Toutefois, si cet usage était appelé à se généraliser, il convient de tout faire pour éviter l'avènement d'un système médical à deux vitesses, susceptible de pénaliser nos concitoyens vis-à-vis d'étrangers plus ou moins fortunés. Par ailleurs, la ratification de ce traité, si elle permet à de nombreux ressortissants algériens de bénéficier de la qualité des traitements dispensés par nos hôpitaux, ne doit pas se faire au détriment de l'intérêt que le gouvernement algérien porte à l'amélioration de ses propres structures médicales nationales, qui ont vocation à terme à répondre aux besoins des patients algériens.
Sur un tout autre sujet, eu égard aux difficultés économiques conjoncturelles que rencontre actuellement l'Algérie, compte tenu notamment de la chute des prix du pétrole et de l'importance de son déficit public, des mécanismes de contrôle doivent être prévus pour assurer que notre partenaire respecte ses engagements sur le long terme. Le Comité intergouvernemental de haut niveau, mis en place en 2012, peut constituer le cadre de discussion privilégié pour mener des débats plus poussés sur le sujet.

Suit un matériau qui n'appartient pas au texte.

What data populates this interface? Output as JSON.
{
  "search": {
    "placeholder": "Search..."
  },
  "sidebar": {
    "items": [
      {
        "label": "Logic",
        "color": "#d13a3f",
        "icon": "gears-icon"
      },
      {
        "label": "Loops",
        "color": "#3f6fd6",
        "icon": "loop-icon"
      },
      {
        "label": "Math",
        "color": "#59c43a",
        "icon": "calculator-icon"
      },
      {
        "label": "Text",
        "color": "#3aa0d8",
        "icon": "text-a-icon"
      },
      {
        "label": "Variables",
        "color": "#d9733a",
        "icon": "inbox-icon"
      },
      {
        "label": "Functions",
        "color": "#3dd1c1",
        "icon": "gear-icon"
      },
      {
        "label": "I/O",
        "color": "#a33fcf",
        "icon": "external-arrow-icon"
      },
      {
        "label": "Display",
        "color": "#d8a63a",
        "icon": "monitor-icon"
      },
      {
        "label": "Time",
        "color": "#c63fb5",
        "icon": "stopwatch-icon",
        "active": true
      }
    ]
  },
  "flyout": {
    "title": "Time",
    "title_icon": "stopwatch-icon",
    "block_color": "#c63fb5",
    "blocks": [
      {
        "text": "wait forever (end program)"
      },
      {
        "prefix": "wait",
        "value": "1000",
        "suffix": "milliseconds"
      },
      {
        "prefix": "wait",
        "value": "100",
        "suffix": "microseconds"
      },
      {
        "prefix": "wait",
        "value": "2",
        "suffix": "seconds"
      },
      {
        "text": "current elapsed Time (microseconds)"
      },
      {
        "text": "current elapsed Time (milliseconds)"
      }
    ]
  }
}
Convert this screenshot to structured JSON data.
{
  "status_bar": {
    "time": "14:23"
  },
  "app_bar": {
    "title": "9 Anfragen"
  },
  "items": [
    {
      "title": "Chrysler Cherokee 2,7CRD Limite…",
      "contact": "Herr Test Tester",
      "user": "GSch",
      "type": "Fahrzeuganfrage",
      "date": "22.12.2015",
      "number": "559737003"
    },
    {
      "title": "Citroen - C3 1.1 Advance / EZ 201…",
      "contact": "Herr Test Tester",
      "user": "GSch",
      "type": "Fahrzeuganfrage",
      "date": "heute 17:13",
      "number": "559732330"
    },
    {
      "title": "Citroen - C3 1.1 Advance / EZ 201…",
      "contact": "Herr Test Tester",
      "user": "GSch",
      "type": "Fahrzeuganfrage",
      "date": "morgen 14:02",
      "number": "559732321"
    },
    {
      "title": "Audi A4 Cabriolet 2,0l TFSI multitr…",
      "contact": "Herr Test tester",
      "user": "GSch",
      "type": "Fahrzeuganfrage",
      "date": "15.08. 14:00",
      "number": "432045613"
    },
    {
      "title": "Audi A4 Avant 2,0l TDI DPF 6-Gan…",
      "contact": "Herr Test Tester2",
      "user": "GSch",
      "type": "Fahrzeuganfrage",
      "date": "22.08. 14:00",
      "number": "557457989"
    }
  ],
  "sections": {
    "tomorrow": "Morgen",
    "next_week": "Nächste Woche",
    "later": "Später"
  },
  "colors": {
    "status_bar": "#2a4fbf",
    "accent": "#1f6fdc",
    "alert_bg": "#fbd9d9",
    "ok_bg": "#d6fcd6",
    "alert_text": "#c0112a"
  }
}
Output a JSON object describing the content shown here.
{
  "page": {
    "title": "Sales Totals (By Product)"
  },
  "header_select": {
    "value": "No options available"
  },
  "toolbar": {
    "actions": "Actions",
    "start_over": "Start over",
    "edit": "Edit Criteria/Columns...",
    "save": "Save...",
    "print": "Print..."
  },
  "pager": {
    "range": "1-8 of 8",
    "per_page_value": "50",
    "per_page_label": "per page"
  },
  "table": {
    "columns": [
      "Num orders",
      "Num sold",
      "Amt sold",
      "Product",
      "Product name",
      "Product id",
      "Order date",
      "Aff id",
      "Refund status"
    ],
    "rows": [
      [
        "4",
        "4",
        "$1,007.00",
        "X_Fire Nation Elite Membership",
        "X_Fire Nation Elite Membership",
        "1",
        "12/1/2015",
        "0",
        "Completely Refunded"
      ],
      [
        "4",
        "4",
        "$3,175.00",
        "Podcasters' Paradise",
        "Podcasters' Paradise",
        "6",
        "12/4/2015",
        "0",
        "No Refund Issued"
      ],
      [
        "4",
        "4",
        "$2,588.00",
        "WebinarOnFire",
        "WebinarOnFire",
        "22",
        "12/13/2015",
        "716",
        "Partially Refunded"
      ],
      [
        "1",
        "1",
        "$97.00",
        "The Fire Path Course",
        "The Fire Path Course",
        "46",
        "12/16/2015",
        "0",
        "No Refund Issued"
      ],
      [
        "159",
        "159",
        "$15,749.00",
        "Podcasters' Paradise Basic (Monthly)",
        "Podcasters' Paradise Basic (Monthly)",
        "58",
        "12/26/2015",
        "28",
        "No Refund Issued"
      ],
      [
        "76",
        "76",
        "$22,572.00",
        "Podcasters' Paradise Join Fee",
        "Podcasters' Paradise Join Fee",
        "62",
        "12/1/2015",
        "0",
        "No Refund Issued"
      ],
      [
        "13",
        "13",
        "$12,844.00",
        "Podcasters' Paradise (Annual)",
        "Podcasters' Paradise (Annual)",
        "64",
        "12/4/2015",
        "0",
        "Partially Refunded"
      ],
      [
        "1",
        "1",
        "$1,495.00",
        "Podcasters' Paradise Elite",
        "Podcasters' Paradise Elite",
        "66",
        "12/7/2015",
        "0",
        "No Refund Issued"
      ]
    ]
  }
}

Les mesures prévues dans le cadre de ce traité méritent également d'être accompagnées dans leur mise en oeuvre d'un travail important d'information à destination de la population algérienne susceptible de bénéficier de ce dispositif. De l'autre côté de la Méditerranée, des précisions méritent d'être apportées sur l'impact de ce protocole sur le budget de la Sécurité sociale comme sur le fonctionnement de nos établissements français.
Aussi, si le protocole annexe à la convention de 1980 nous semble incomplet et appelle à un débat plus approfondi sur de nombreux sujets, le groupe UDI, Agir et indépendants appelle de ses voeux la ratification de ce traité qui, s'il ne règle pas tout, contribue à apporter les mécanismes correctifs nécessaires qui permettront d'accueillir et de soigner, dans les meilleures conditions possibles, des patients algériens, tout en garantissant aux hôpitaux français une gestion financière et administrative simplifiée et plus rigoureuse.